[Karneval der Rollenspielblogs]: Fallen in der OSR

Im November 2019 geht es im Karneval der Rollenspielblogs um Fallen. Als großer Fan der OSR mag ich natürlich Fallen – vor allem, wenn sie das Spiel bereichern. Dies funktioniert besonders gut, wenn man sich der Grenzen und Möglichkeiten des Mediums „Rollenspiel“ bewusst ist.

Gut gemachte Fallen können das Spiel bereichern, vor allem, wenn:

a) Das Auslösen der Falle die Situation verändert, mit der die Spieler umgehen müssen. Sie fallen in einen tieferen Bereich des Dungeons, offene Türen schließen sich und geschlossene Türen öffnen sich, Fackeln schlucken Licht anstatt die Umgebung zu erhellen…

Diese Fallen verursachen keinen Schaden, sie erschweren es den Spielern nur, ihr Ziel zu erreichen. Die Änderungen sind vorübergehend oder auf einen bestimmten Bereich beschränkt.

b) die Falle offensichtlich ist, aber es einen guten Grund gibt, sie auszulösen: Ein faustgroßer Rubin in einem See voller Leichen, eine verrußte Wand neben einem ominösen verschlossenem Portal mit Drachenkopfklopfer, eine Leine mit der Aufschrift „Zieh mich!“…

Diese Fallen verursachen Schaden, aber nur, wenn die Spieler ihn riskieren wollen und sich ausreichend darauf vorbereitet fühlen.

Wieder andere Fallen funktionieren nur bei bestimmten Spielstilen. Teleporterfallen waren sowohl in den ersten Computer-Rollenspielen als auch bei D&D äußerst beliebt, weil es in diesen Spielen auch darum ging, Karten anzufertigen, um sich in einer fremden Umgebung zurechtzufinden. Die Teleporter erschwerten dies, indem sie die Situation veränderten. Bei heutigen Spielen geht es hingegen oft um die Geschichte oder die Action, weniger um das Erkunden. Deshalb funktioniert die Teleporterfalle nicht mehr so wie früher, wenn man sie einsetzen will, muss man sie mit anderen Elementen verbinden, die dem eigenen Spielstil entsprechen.

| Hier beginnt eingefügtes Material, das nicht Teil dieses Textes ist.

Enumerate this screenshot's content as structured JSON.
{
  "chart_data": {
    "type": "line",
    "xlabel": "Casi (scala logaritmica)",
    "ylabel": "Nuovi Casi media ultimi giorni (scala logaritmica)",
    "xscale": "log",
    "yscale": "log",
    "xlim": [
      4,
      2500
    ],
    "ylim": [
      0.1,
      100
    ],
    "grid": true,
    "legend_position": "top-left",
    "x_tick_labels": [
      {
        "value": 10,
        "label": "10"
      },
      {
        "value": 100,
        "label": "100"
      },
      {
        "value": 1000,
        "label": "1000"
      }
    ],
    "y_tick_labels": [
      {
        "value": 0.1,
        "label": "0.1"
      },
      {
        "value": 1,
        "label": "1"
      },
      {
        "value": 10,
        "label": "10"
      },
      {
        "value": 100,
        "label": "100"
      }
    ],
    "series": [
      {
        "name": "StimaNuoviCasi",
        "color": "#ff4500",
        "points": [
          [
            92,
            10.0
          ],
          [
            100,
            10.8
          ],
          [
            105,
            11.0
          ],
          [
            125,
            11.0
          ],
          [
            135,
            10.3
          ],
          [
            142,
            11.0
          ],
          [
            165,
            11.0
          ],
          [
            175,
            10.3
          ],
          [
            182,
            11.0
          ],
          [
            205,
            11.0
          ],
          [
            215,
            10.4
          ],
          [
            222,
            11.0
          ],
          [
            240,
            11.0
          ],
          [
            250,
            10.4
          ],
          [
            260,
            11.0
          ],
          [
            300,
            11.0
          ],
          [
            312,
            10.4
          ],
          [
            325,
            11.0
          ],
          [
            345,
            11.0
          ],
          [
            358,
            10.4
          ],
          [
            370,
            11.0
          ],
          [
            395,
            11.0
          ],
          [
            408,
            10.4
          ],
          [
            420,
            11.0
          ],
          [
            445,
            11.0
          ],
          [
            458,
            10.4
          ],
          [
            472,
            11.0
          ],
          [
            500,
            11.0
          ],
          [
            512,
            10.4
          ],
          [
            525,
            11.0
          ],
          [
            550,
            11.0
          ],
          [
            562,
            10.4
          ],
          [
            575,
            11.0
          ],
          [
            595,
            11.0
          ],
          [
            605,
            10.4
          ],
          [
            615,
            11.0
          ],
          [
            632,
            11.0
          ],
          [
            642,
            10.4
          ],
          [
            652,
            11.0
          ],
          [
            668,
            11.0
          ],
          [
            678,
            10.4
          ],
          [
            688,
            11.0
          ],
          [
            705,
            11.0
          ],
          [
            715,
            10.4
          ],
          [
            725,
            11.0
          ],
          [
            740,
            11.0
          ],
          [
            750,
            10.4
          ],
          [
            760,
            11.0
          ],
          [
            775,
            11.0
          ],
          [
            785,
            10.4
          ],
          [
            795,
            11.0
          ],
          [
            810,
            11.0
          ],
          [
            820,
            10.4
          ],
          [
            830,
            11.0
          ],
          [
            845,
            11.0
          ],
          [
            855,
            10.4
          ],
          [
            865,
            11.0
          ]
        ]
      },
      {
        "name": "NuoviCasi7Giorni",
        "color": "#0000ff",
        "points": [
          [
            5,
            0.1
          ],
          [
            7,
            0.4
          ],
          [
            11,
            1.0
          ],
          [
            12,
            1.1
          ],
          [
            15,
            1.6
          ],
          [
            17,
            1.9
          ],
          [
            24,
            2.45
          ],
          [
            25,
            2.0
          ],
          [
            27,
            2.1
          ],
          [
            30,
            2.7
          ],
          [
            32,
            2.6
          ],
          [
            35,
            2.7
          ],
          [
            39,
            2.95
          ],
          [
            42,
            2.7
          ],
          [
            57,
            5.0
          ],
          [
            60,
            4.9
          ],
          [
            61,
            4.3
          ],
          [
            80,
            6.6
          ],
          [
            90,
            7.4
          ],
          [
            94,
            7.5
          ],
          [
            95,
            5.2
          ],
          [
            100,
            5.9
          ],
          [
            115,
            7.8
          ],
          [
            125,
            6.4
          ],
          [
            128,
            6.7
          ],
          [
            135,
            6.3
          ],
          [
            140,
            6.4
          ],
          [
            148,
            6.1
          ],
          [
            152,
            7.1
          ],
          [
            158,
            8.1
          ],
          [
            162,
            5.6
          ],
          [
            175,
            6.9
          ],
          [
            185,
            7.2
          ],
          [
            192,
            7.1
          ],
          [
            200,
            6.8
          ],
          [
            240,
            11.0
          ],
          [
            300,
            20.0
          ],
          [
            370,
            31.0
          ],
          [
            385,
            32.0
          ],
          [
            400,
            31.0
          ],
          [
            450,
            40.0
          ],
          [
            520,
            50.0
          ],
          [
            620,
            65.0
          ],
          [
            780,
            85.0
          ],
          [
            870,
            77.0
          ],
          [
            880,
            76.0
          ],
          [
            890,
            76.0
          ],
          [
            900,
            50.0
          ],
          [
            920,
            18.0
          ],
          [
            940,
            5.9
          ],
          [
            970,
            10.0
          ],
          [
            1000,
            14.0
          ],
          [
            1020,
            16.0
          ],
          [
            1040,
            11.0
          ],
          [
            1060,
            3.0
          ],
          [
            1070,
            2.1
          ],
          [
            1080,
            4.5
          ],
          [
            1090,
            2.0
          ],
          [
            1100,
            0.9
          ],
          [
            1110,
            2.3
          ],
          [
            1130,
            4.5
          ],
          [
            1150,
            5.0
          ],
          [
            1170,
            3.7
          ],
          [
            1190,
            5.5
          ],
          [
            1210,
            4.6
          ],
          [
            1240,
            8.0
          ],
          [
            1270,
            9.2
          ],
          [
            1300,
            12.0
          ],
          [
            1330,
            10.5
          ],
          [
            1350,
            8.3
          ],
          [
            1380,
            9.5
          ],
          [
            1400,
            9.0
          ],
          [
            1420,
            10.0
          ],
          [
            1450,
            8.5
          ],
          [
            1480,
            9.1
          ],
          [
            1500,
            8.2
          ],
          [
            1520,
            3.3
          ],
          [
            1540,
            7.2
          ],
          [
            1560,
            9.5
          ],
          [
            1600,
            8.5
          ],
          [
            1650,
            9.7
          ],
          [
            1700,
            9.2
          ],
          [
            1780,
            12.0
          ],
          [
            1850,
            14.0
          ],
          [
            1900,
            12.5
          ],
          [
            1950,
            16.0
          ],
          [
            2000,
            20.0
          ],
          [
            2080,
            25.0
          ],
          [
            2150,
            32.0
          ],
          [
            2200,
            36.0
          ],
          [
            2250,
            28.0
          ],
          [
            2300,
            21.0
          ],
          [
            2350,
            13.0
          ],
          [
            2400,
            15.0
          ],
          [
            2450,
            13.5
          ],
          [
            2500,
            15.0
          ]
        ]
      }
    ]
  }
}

Andere Fallentypen sind zwar beliebt, funktionieren im Rollenspiel aber nicht sonderlich gut. Einige Zeit sehr beliebt waren bewegliche Plattformen und schwingende Pendel, inspiriert von Computerspielen. Nur: Im Computerspiel geht es um Hand-Auge-Koordination und Timing des Spielers, also etwas, was man üben kann. Im Rollenspiel musste in aller Regel bloß mehrfach hintereinander gewürfelt werden, reines Glücksspiel. Bei ausreichend vielen Würfen wird irgendwann einer scheitern.

Das gleiche gilt im Grunde für Fallen, auf die es keine Hinweise gibt. Sehr beliebt sind sie in Truhen und an Türen, manchmal aber auch mitten in Gängen. Immerhin wird hier nur einmal gewürfelt, der Zufallsfaktor pro Begegnung ist daher nicht ganz so schlecht. Beim Computerspiel kann man sich darauf vorbereiten, indem man vor typischen Fallensituationen speichert, aber am Tisch ist das nicht möglich.

Das soll jetzt nicht heißen, dass man sie gar nicht einsetzen darf: Man muss sie nur zu Fallen des Typ b) umbauen. Es muss also deutliche Hinweise auf die Falle geben: Das können die Skelette voriger Opfer sein, aber auch die Spuren vom Auslösen der Falle wie ein Farbhauch, Ruß, Schleifspuren, Erzählungen über den unglaublichen Verschleiß von Putzfrauen beim örtlichen Erz-Meuchelmörder und ähnliche Warnungen oder auch nur plötzliche Veränderungen in der Architektur.

Fallen können Spaß machen, wenn die Spieler sie grundsätzlich erwarten und sich aktiv mit ihnen auseinandersetzen können, anstatt sich aufs Würfelglück verlassen zu müssen.